Banned ex-Uefa president Michel Platini says he is planning to return to football after Swiss federal prosecutors confirmed he was not being charged in an investigation into possible financial wrongdoing.
Mr Platini, 62, said in a statement it is “the end of a long nightmare for my family and those close to me”.
Since September 2015, the former France midfielder had the status of “between a witness and an accused person” in criminal proceedings opened against then-Fifa president Sepp Blatter.
No criminal case was ever opened against Mr Platini.
The evidence related to Blatter authorising Fifa to pay Mr Platini $2 million (£1.5 million) in uncontracted back salary in 2011.

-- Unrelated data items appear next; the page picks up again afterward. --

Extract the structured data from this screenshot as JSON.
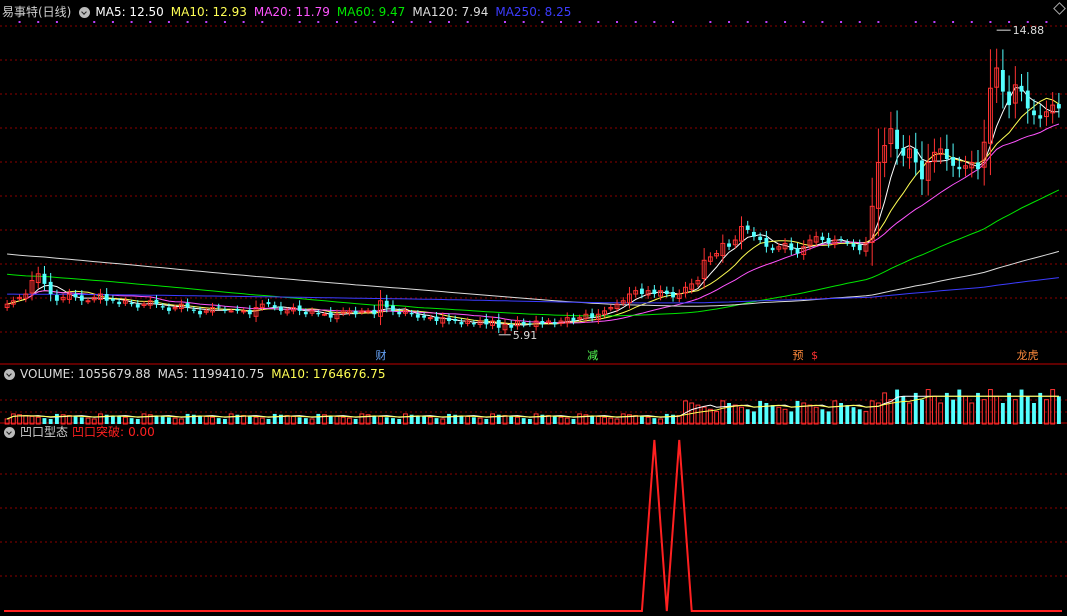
{
  "colors": {
    "up": "#ff3232",
    "down": "#54ffff",
    "bg": "#000000",
    "grid": "#8b0000",
    "ma5": "#ffffff",
    "ma10": "#ffff54",
    "ma20": "#ff54ff",
    "ma60": "#00e600",
    "ma120": "#dcdcdc",
    "ma250": "#3c3cff",
    "signal": "#ff2020"
  },
  "price_panel": {
    "title": "易事特(日线)",
    "indicators": [
      {
        "label": "MA5:",
        "value": "12.50",
        "color": "#ffffff"
      },
      {
        "label": "MA10:",
        "value": "12.93",
        "color": "#ffff54"
      },
      {
        "label": "MA20:",
        "value": "11.79",
        "color": "#ff54ff"
      },
      {
        "label": "MA60:",
        "value": "9.47",
        "color": "#00e600"
      },
      {
        "label": "MA120:",
        "value": "7.94",
        "color": "#dcdcdc"
      },
      {
        "label": "MA250:",
        "value": "8.25",
        "color": "#3c3cff"
      }
    ],
    "high_label": "14.88",
    "low_label": "5.91",
    "events": [
      {
        "text": "财",
        "color": "#6aa8ff",
        "index": 60
      },
      {
        "text": "减",
        "color": "#54ff54",
        "index": 94
      },
      {
        "text": "预",
        "color": "#ff8a3c",
        "index": 127
      },
      {
        "text": "$",
        "color": "#ff3232",
        "index": 130
      },
      {
        "text": "龙虎",
        "color": "#ff8a3c",
        "index": 163
      }
    ]
  },
  "volume_panel": {
    "indicators": [
      {
        "label": "VOLUME:",
        "value": "1055679.88",
        "color": "#dcdcdc"
      },
      {
        "label": "MA5:",
        "value": "1199410.75",
        "color": "#dcdcdc"
      },
      {
        "label": "MA10:",
        "value": "1764676.75",
        "color": "#ffff54"
      }
    ]
  },
  "signal_panel": {
    "title": "凹口型态",
    "indicator_label": "凹口突破:",
    "indicator_value": "0.00"
  },
  "chart_data": {
    "type": "candlestick",
    "series_name": "易事特(日线)",
    "ylim": [
      5.4,
      15.3
    ],
    "high": 14.88,
    "low": 5.91,
    "closes": [
      6.7,
      6.8,
      6.9,
      7.0,
      7.4,
      7.6,
      7.3,
      7.0,
      6.8,
      6.9,
      7.0,
      6.9,
      6.8,
      6.8,
      6.9,
      7.0,
      6.8,
      6.8,
      6.7,
      6.8,
      6.7,
      6.6,
      6.7,
      6.8,
      6.7,
      6.6,
      6.5,
      6.6,
      6.7,
      6.6,
      6.5,
      6.4,
      6.5,
      6.6,
      6.6,
      6.5,
      6.5,
      6.5,
      6.5,
      6.4,
      6.6,
      6.7,
      6.7,
      6.6,
      6.5,
      6.5,
      6.6,
      6.5,
      6.4,
      6.5,
      6.4,
      6.4,
      6.3,
      6.4,
      6.5,
      6.5,
      6.4,
      6.5,
      6.5,
      6.4,
      6.8,
      6.6,
      6.5,
      6.4,
      6.5,
      6.4,
      6.3,
      6.3,
      6.3,
      6.2,
      6.3,
      6.2,
      6.2,
      6.1,
      6.2,
      6.1,
      6.2,
      6.1,
      6.2,
      6.0,
      6.1,
      6.0,
      6.2,
      6.1,
      6.1,
      6.2,
      6.1,
      6.2,
      6.1,
      6.2,
      6.3,
      6.2,
      6.3,
      6.4,
      6.3,
      6.4,
      6.5,
      6.6,
      6.7,
      6.8,
      7.0,
      7.1,
      7.0,
      7.1,
      7.0,
      7.1,
      7.0,
      6.9,
      7.0,
      7.2,
      7.3,
      7.4,
      8.0,
      8.1,
      8.2,
      8.5,
      8.4,
      8.6,
      9.0,
      8.9,
      8.7,
      8.6,
      8.4,
      8.3,
      8.4,
      8.5,
      8.3,
      8.2,
      8.4,
      8.6,
      8.7,
      8.6,
      8.5,
      8.6,
      8.6,
      8.5,
      8.4,
      8.3,
      8.5,
      9.6,
      10.9,
      11.4,
      11.9,
      11.3,
      11.1,
      11.3,
      10.9,
      10.4,
      10.9,
      11.2,
      11.3,
      11.0,
      10.8,
      10.7,
      10.8,
      10.9,
      10.7,
      11.5,
      13.1,
      13.7,
      13.0,
      12.6,
      13.2,
      13.0,
      12.5,
      12.3,
      12.2,
      12.4,
      12.6,
      12.5
    ]
  }
}
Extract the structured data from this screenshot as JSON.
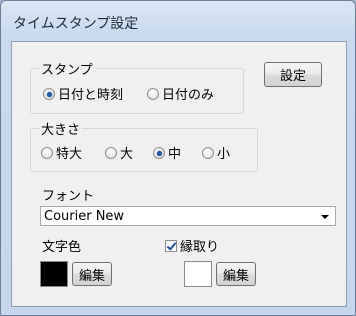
{
  "window": {
    "title": "タイムスタンプ設定"
  },
  "stamp_group": {
    "title": "スタンプ",
    "options": [
      {
        "label": "日付と時刻",
        "checked": true
      },
      {
        "label": "日付のみ",
        "checked": false
      }
    ]
  },
  "settings_button": {
    "label": "設定"
  },
  "size_group": {
    "title": "大きさ",
    "options": [
      {
        "label": "特大",
        "checked": false
      },
      {
        "label": "大",
        "checked": false
      },
      {
        "label": "中",
        "checked": true
      },
      {
        "label": "小",
        "checked": false
      }
    ]
  },
  "font": {
    "label": "フォント",
    "value": "Courier New"
  },
  "text_color": {
    "label": "文字色",
    "color": "#000000",
    "edit_label": "編集"
  },
  "border": {
    "label": "縁取り",
    "checked": true,
    "color": "#ffffff",
    "edit_label": "編集"
  }
}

Fifa’s ethics committee also investigated Mr Platini’s request to Fifa for pension contributions he was not entitled to.
It was agreed by Blatter and added more than $1 million (£750,000) to Mr Platini’s retirement fund.
Mr Platini was eventually banned for four years, until October 2019.
Both he and Blatter denied wrongdoing, but Court of Arbitration for Sport judges refused to overturn his ban and that of Blatter.
The case meant Mr Platini was removed from the Uefa presidency and he was barred from trying to succeed Blatter as Fifa president in 2016.
Mr Platini, a former France captain and coach, said: “I will come back: where, when, how? It’s too early to say. But I will come back into football.
“Because football is my life and I deny anyone the right to deprive me of my life.”